L'ex-magnat du pétrole et critique du Kremlin Mikhaïl Khodorkovski, emprisonné depuis 2003, a vu jeudi sa peine réduite de deux ans et devrait être libéré en octobre 2014 en vertu d'un changement de la législation, ses avocats continuant d'exiger l'annulation de sa condamnation.        

Le tribunal municipal de Moscou a décidé de réduire de treize à onze ans la condamnation pour vol de pétrole et blanchiment d'argent de M. Khodorkovski, ainsi que celle de son associé Platon Lebedev, qui devrait de son côté sortir de prison en juillet 2014.

La loi prévoit en effet désormais des peines moins lourdes pour ces chefs d'accusation. Les avocats des deux hommes avaient demandé l'annulation pure et simple de leur condamnation, et leur libération immédiate.

L'affaire Ioukos a été dénoncée par les libéraux russes et à l'étranger comme inspirée par le Kremlin pour reprendre le contrôle de précieux actifs pétroliers et mettre au pas un homme d'affaires qui avait manifesté des ambitions politiques et soutenu l'opposition.

Le président russe Vladimir Poutine a assuré jeudi n'avoir joué aucun rôle dans cette décision de justice.

«Je n'ai influencé d'aucune manière l'activité des forces de l'ordre et des instances judiciaires, je ne m'en suis pas mêlé», a déclaré M. Poutine, interrogé pendant sa première grande conférence de presse depuis son retour en mai au Kremlin pour un troisième mandat présidentiel.
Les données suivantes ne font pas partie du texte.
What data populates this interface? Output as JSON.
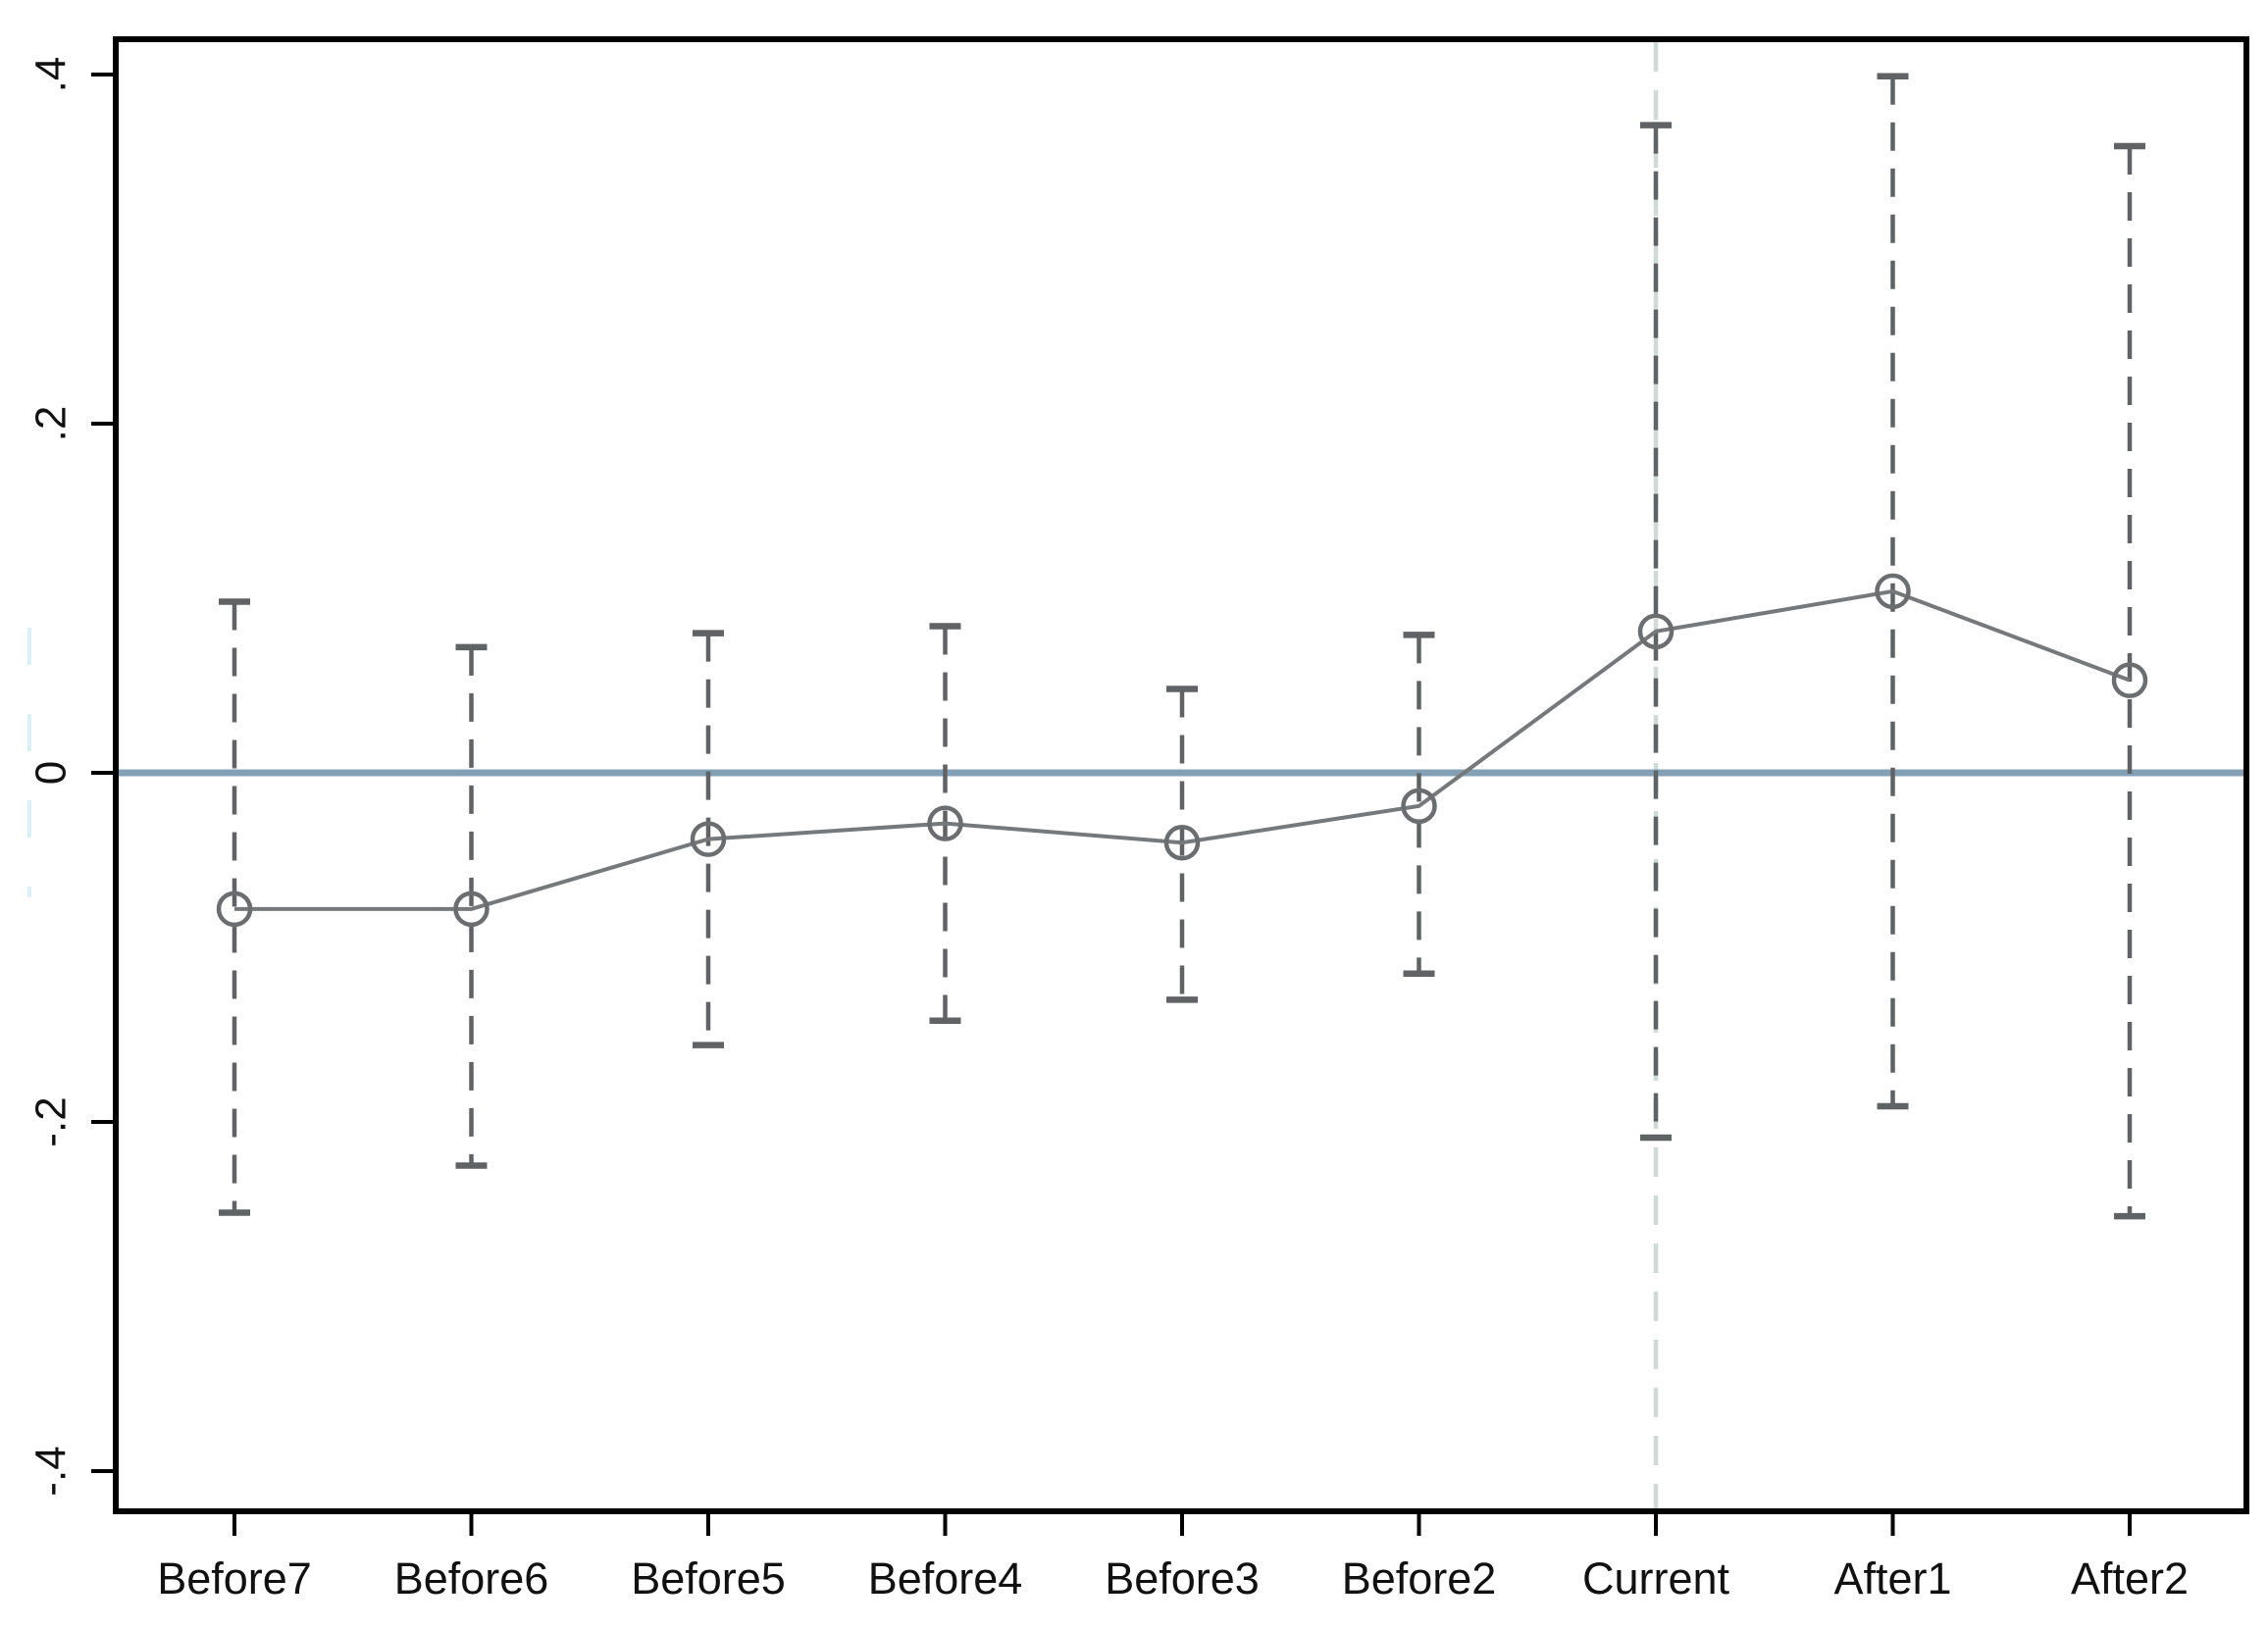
{
  "figure": {
    "kind": "stata-event-study-coefficient-plot",
    "background": "#ffffff"
  },
  "chart_data": {
    "type": "line",
    "title": "",
    "xlabel": "",
    "ylabel": "",
    "categories": [
      "Before7",
      "Before6",
      "Before5",
      "Before4",
      "Before3",
      "Before2",
      "Current",
      "After1",
      "After2"
    ],
    "series": [
      {
        "name": "point-estimate",
        "marker": "open-circle",
        "values": [
          -0.078,
          -0.078,
          -0.038,
          -0.029,
          -0.04,
          -0.019,
          0.081,
          0.104,
          0.053
        ],
        "ci_high": [
          0.098,
          0.072,
          0.08,
          0.084,
          0.048,
          0.079,
          0.371,
          0.399,
          0.359
        ],
        "ci_low": [
          -0.252,
          -0.225,
          -0.156,
          -0.142,
          -0.13,
          -0.115,
          -0.209,
          -0.191,
          -0.254
        ]
      }
    ],
    "y_ticks": [
      {
        "value": 0.4,
        "label": ".4"
      },
      {
        "value": 0.2,
        "label": ".2"
      },
      {
        "value": 0,
        "label": "0"
      },
      {
        "value": -0.2,
        "label": "-.2"
      },
      {
        "value": -0.4,
        "label": "-.4"
      }
    ],
    "ylim": [
      -0.42,
      0.42
    ],
    "grid": false,
    "legend_position": "none",
    "ci_style": "dashed-line-with-caps",
    "reference_lines": [
      {
        "type": "horizontal",
        "value": 0,
        "style": "solid",
        "color": "#84a0b4"
      },
      {
        "type": "vertical",
        "at_category": "Current",
        "style": "dashed",
        "color": "#ccdbd3"
      }
    ],
    "colors": {
      "estimate_line": "#76797c",
      "marker": "#6b6e71",
      "ci": "#5f6365",
      "axis": "#000000",
      "zero_line": "#84a0b4",
      "current_line": "#ccdbd3",
      "margin_artifact": "#b5ecf4"
    }
  }
}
Un journaliste avait mis en doute la possibilité d'une telle décision de la justice sans un accord politique au plus haut niveau.

«Il ne faut pas politiser ces questions. Je suis sûr que Mikhaïl Borissovitch sortira, que tout ira bien, que Dieu lui donne la santé», a ajouté M. Poutine, évoquant M. Khodorkovski par son prénom et son patronyme, une marque habituelle de respect dans la tradition russe.
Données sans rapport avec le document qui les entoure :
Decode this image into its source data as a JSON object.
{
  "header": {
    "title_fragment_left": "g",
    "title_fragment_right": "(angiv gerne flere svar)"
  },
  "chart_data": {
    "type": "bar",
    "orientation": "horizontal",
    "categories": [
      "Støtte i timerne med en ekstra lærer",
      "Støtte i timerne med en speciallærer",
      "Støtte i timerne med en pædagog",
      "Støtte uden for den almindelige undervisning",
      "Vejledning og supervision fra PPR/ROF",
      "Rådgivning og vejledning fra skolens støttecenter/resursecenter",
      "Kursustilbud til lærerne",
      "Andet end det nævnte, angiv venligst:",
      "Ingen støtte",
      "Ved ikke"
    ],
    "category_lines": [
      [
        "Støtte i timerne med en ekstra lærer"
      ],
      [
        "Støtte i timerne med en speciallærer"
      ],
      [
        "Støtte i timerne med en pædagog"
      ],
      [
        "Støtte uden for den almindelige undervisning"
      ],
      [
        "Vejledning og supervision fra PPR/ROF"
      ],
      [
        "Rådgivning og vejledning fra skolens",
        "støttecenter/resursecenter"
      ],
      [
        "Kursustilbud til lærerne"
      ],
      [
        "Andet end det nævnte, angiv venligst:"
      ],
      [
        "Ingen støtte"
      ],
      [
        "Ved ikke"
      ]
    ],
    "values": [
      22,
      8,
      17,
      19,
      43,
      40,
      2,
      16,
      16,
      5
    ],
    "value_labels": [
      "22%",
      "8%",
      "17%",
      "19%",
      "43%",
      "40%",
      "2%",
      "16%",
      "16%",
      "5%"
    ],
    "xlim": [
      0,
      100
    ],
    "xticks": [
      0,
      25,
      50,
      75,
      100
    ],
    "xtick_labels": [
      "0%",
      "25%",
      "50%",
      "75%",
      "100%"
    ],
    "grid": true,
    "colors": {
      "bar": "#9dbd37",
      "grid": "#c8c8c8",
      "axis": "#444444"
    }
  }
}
Par le passé, lorsqu'il était interrogé sur M. Khodorkovski, Vladimir Poutine, auquel a été prêté un conflit personnel avec celui qui fut l'homme le plus riche du pays, ne prononçait même pas son nom de famille.

Il l'avait comparé au mafieux américain Al Capone, au financier emprisonné Bernard Madoff, et l'avait même accusé d'avoir du sang sur les mains - une accusation jamais évoquée en justice.

Les dirigeants russes ont soufflé le chaud et le froid depuis un an, alors qu'ils étaient confrontés à une contestation sans précédent depuis les années 1990.

Dans un article publié mercredi sur le site internet dédié à sa défense, M. Khodorkovski a estimé que le système judiciaire en Russie ne l'était que «par son nom» et que les tribunaux restaient «soumis au président».

L'ex-dirigeant du géant pétrolier russe Ioukos, et son associé M. Lebedev, détenus depuis 2003, avaient été condamnés en 2005 pour escroquerie à grande échelle à huit ans de camp.

Cette peine a été portée à 14 ans en décembre 2010 à l'issue d'un second procès pour vol de pétrole, un total ensuite réduit d'un an en appel, ce qui devait les maintenir en détention jusqu'en 2016.

La défense, qui demandait une annulation de la condamnation et une clôture du dossier, a dénoncé dans un communiqué une nouvelle «farce judiciaire» et d'ores et déjà annoncé qu'elle ferait appel du jugement devant la Cour suprême russe.

«Même une réduction de deux ans ne correspond pas aux modifications dans la législation russe. La condamnation doit être totalement annulée, et nos clients doivent être libérés», a déclaré à l'AFP un des avocats de M. Khodorkovski, Vadim Kliouvgant.

«Nous poursuivrons la lutte et allons bien sûr faire appel», a-t-il ajouté.

«Malgré la décision apparemment prometteuse d'aujourd'hui, les enquêteurs et les procureurs poursuivent les investigations contre Khodorkovski et Lebedev, et continuent les procès par contumace des personnes liées à Ioukos qui ont fui à l'étranger», souligne la défense dans son communiqué.

L'ex-dissidente soviétique et militante des droits de l'homme Lioudmila Alexeeva a aussi jugé ce jugement insatisfaisant.

«Ce n'est pas en 2014 qu'il faut les libérer : il ne fallait pas les mettre en prison du tout. Et puisqu'ils les ont mis en prison, il fallait les libérer aujourd'hui», a-t-elle déclaré, citée par l'agence de presse Interfax.